All You Who Sleep Tonight

All You Who Sleep Tonight
Image source: Google

Rating: 4.4/5

Author: Vikram Seth

Publisher: Vintage books

Publishing Date: 5 May 1990 (first published); 18 June 1991 (re-published)

Language: English

Genre: Poetry

ISBN-10: 9780143418139

ISBN-13: 978-0143418139

ASIN: 0143418130

Format: Paperback

Pages: 61

Cost: Rs. 95.72 (Kindle edition)

Plot:

This book consists of a collections of poems. This collection is grouped into five sections:

  • Romantic Residues, poems which reflect on feelings of love and their effects, or after-effects.
  • In Other Voices, poems from the viewpoint of people in other times and places, such as a doctor in Hiroshima on the day of the atomic bomb.
  • In Other Places, poems about places and people encountered in his travels.
  • Quatrains, four-line poems on themes as diverse as insomnia and table manners.
  • Meditations of the Heart, ranging from admiration of the Russian dissident poet Irina Ratushinskaya to the title poem of the volume.

In All You Who Sleep Tonight Seth delves into the varieties of Love- love lost, remembered, and deferred. Vikram Seth evokes the unspeakable ironies of Auschwitz and the light-blasted streets of Hiroshima. He conducts the reader through Lion Grove in Suzhou, China, and across the Golden Gate Bridge on its fiftieth anniversary. Throughout, he displays the lyricism and attentiveness that distinguish the best poets of every era.

Review:

The poem ‘All you who sleep Tonight” speaks a universal language. It tells you that no one is actually isolated while they are going through this journey of life.
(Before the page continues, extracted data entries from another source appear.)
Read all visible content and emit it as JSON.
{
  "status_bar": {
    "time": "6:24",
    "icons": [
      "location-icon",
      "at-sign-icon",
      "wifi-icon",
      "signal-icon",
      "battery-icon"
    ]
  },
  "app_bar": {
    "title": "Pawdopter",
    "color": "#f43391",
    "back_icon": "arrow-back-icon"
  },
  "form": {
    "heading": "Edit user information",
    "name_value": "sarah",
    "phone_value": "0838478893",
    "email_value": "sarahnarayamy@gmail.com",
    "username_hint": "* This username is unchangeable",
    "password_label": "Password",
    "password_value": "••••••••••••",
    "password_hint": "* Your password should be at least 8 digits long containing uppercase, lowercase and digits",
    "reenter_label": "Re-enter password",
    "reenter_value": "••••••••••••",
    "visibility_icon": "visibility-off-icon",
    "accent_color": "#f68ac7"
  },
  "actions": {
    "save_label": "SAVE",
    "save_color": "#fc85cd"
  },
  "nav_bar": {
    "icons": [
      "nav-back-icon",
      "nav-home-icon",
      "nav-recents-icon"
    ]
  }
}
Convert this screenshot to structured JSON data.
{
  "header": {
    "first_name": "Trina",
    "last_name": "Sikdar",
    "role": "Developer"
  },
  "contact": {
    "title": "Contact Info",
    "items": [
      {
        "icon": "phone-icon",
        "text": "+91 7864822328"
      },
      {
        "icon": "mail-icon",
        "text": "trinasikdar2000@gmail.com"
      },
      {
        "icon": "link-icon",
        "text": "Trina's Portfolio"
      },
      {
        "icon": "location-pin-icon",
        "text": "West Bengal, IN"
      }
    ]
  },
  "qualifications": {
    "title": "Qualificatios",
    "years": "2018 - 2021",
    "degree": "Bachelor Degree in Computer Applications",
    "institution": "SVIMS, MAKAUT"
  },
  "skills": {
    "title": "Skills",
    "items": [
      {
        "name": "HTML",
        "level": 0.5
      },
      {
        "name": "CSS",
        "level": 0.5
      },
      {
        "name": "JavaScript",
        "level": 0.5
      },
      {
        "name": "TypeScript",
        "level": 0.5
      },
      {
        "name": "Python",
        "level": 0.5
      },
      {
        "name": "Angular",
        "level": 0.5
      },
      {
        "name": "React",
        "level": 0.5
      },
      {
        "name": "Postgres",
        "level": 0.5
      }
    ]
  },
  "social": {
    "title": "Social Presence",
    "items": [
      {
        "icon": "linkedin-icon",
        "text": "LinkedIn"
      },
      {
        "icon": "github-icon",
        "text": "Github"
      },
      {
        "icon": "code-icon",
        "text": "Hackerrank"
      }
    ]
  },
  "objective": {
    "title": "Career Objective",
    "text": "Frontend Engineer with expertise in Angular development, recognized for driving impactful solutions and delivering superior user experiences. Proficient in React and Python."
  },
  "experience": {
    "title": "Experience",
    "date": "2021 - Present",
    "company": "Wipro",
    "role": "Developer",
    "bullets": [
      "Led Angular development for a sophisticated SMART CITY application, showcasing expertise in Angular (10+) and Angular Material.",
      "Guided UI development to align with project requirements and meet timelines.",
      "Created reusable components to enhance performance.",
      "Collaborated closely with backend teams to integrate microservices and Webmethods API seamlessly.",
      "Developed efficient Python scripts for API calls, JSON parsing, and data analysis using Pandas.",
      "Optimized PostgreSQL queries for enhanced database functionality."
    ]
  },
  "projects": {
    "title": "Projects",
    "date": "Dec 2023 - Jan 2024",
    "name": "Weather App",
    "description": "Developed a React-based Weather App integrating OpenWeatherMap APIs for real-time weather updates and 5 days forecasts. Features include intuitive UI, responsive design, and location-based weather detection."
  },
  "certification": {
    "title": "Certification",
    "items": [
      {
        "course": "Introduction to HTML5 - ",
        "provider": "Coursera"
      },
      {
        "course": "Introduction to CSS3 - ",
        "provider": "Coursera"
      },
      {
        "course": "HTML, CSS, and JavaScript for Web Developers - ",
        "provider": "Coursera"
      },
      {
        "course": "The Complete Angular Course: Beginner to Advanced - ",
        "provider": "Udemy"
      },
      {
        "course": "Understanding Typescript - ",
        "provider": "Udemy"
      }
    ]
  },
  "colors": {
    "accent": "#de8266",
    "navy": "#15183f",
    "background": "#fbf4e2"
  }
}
There are many uncanny, indiscernible factors protecting, loving, guiding and taking care of us.

The poet introduces ‘the harsh realities’ of lives. He talks about how change is the only constant and things in our lives are bound to change no matter how a person likes it or not. The loved ones in our lives are not there to stay forever. We need to make peace with that and move on in life accepting this reality.

The poet romanticises about the concept of after-life. He informs his readers that ‘Separation’ is true but after death, the person takes the form of a star so, if one misses the deceased, they can always look up in the sky and feel content.

This poem consists of only two stanzas each having four lines. The first line rhymes with the third and the second with the fourth. The poems have a pleasing, plaintive and heart rendering tone to it, but it sure teaches about life a lot.

About the Author:

Born in 1952 in Calcutta, India, Vikram Seth was educated at Corpus Christi College, Oxford, Stanford University and Nanjing University.

He has travelled widely and lived in Britain, California, India and China. His first novel, The Golden Gate: A Novel in Verse (1986), describes the experiences of a group of friends living in California. His acclaimed epic of Indian life, A Suitable Boy (1993), won the WH Smith Literary Award and the Commonwealth Writers Prize (Overall Winner, Best Book). Set in India in the early 1950s, it is the story of a young girl, Lata, and her search for a husband. An Equal Music (1999) is the story of a violinist haunted by the memory of a former lover. Vikram Seth is also the author of a travel book, From Heaven Lake: Travels Through Sinkiang and Tibet (1983), an account of a journey through Tibet, China and Nepal that won the Thomas Cook Travel Book Award, and a libretto, Arion and the Dolphin: A Libretto (1994), which was performed at the English National Opera in June 1994, with music by Alec Roth. Apart from All You Who Sleep Tonight: Poems (1990), his poetry includes Mappings (1980) and The Humble Administrator's Garden (1985) that was the winner of the Commonwealth Poetry Prize (Asia). His children's book, Beastly Tales from Here and There (1992), consists of ten stories about animals told in verse.

Vikram Seth's latest works include Two Lives (2005), a memoir of the marriage of his great uncle and aunt, and Summer Requiem (2015), a book of poems.